Un abecé de Bill Murray.
Bill Murray: todo depende aquí de la estima que se le tenga. No es estrictamente un actor del Método, sino de esos que hacen de sí mismos y, según el contexto de cada película, juegan con variaciones de su personalidad cinematográfica. Puede ser él en clave existencialista viajando a la India en búsqueda de la verdad en Al filo de la navaja, también sintonizar con un psicópata light en ¿Qué tal, Bob? o transformarse en un excéntrico investigador del mar en La vida acuática. En verdad, Murray es capaz de cualquier cosa: puede pasearse en elefante (Larger than Life), ser un gay exquisito (Ed Wood) o devenir en un político desalmado capaz de asesinar en secreto (Los límites del control). En esta ocasión, Murray es un babysitter.
El papel que compone en St. Vincent no está muy lejos de otros que tiene en su haber: hay algo del reportero cínico de El día de la marmota (obra maestra absoluta) y algunos elementos del millonario de Tres es multitud, pero en verdad se trata de un remedo de aquellas criaturas inolvidables. Murray es aquí un veterano de guerra y un jugador empedernido que hace lo que puede para administrar su bancarrota, mientras secretamente visita a su esposa, internada desde hace años en una institución médica, aunque ella ya no lo reconoce. A su vez, una vez por semana, tiene una visita higiénica. Una prostituta rusa (y embarazada) cumple con los requerimientos de su oficio, pero está claro que entre ellos no todo pasa por una relación de cliente y proveedor. La vida de Vincent cambiará completamente con la llegada de sus vecinos, cuando comience a cuidar (y educar) al único hijo de una madre divorciada que asiste a un colegio religioso.
La descripción precedente indicaría que se trata de un drama, pero el segundo largometraje de Theodore Melfi pretende ser una comedia, y el primer gag antes de que concluyan los créditos iniciales es buenísimo. Humor físico, veloz, eficiente. Habrá otras secuencias logradas, más o menos disparatadas, que cumplirán con el cometido de hacer reír. Pero hay aquí una búsqueda deliberada de emocionar y de incitar a las lágrimas, que se apodera paulatinamente del filme y neutraliza su potencial humorístico en aras de afirmar la benevolencia de la naturaleza humana.

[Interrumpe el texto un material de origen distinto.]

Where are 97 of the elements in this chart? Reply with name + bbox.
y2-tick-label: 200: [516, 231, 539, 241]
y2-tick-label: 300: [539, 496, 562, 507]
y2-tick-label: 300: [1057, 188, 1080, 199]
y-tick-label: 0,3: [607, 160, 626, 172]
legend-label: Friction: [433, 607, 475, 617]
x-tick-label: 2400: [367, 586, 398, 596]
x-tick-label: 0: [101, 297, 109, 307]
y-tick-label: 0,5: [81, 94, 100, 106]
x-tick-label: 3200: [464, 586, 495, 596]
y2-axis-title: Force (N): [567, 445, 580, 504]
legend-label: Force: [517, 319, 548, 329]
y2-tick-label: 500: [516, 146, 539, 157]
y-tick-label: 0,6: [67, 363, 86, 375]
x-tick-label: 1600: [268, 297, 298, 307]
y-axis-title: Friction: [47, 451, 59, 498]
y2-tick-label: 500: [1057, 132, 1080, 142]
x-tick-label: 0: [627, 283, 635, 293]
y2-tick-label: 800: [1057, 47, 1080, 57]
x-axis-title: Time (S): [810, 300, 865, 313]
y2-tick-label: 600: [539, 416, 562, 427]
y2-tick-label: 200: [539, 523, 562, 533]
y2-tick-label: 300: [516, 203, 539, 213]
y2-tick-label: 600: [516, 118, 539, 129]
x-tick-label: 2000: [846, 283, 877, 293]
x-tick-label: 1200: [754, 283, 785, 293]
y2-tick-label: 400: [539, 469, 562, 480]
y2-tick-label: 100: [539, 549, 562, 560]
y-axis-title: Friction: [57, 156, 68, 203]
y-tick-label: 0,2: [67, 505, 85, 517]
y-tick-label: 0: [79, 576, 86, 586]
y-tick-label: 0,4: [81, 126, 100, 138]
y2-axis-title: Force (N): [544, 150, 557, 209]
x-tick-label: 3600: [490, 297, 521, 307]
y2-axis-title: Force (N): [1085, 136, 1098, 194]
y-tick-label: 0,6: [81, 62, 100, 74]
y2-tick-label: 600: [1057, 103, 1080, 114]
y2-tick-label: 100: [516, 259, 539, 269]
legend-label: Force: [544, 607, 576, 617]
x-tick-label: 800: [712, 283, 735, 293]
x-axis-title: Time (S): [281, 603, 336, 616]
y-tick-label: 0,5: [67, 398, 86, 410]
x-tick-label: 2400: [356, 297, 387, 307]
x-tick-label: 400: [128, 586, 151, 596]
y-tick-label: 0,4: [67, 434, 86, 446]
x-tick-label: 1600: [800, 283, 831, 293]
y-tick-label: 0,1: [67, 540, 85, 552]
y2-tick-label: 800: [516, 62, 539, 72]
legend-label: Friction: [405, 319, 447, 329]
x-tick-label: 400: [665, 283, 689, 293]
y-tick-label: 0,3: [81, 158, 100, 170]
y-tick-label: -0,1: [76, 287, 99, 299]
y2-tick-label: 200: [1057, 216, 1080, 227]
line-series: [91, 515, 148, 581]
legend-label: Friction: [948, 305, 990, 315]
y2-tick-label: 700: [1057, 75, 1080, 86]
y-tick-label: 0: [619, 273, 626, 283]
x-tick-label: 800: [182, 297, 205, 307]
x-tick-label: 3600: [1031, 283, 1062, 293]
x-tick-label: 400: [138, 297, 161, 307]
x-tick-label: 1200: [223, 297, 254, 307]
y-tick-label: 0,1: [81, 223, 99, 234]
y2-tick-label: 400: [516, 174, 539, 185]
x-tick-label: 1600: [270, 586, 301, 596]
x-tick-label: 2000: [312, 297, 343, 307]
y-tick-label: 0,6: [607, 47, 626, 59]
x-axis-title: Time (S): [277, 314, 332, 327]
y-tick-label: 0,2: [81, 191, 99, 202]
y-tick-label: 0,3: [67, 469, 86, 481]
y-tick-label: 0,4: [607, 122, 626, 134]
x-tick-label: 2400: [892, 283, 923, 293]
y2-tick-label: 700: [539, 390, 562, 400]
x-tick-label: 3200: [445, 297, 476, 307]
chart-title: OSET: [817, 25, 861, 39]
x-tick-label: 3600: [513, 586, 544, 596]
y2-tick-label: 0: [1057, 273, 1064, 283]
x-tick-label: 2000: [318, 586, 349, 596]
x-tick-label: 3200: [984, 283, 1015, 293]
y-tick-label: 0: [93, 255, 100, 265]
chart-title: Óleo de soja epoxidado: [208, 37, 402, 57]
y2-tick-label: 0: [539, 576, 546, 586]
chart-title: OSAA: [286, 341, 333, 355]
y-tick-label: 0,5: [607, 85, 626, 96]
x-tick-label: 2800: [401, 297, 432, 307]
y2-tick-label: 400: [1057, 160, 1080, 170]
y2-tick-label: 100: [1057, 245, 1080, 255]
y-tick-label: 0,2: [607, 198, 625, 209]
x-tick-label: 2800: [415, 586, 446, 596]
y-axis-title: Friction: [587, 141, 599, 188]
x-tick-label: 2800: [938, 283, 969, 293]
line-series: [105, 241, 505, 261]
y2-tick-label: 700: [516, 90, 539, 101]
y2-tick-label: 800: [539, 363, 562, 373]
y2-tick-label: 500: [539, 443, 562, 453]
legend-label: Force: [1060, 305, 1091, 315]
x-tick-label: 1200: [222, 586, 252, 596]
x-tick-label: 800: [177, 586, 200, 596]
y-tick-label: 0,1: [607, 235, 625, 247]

En el clímax de este cometido, mientras se ven algunas fotos reales de varias épocas de la vida de Murray, es notable seguir la lógica de la escena que persigue la docilidad sentimental de la audiencia. La austeridad dramática con la que el actor encara ese momento, tensionando ese instante a través de un gesto adusto no exento de ternura, neutraliza la puesta en escena. He aquí el rasgo redimible de esta película sobre santos pecadores. El actor y algunos de sus acompañantes se imponen cada tanto a la fe de un guión que reclama la aquiescencia de la platea acerca de un mundo en el que el bien y el mal son entera y fácilmente identificables.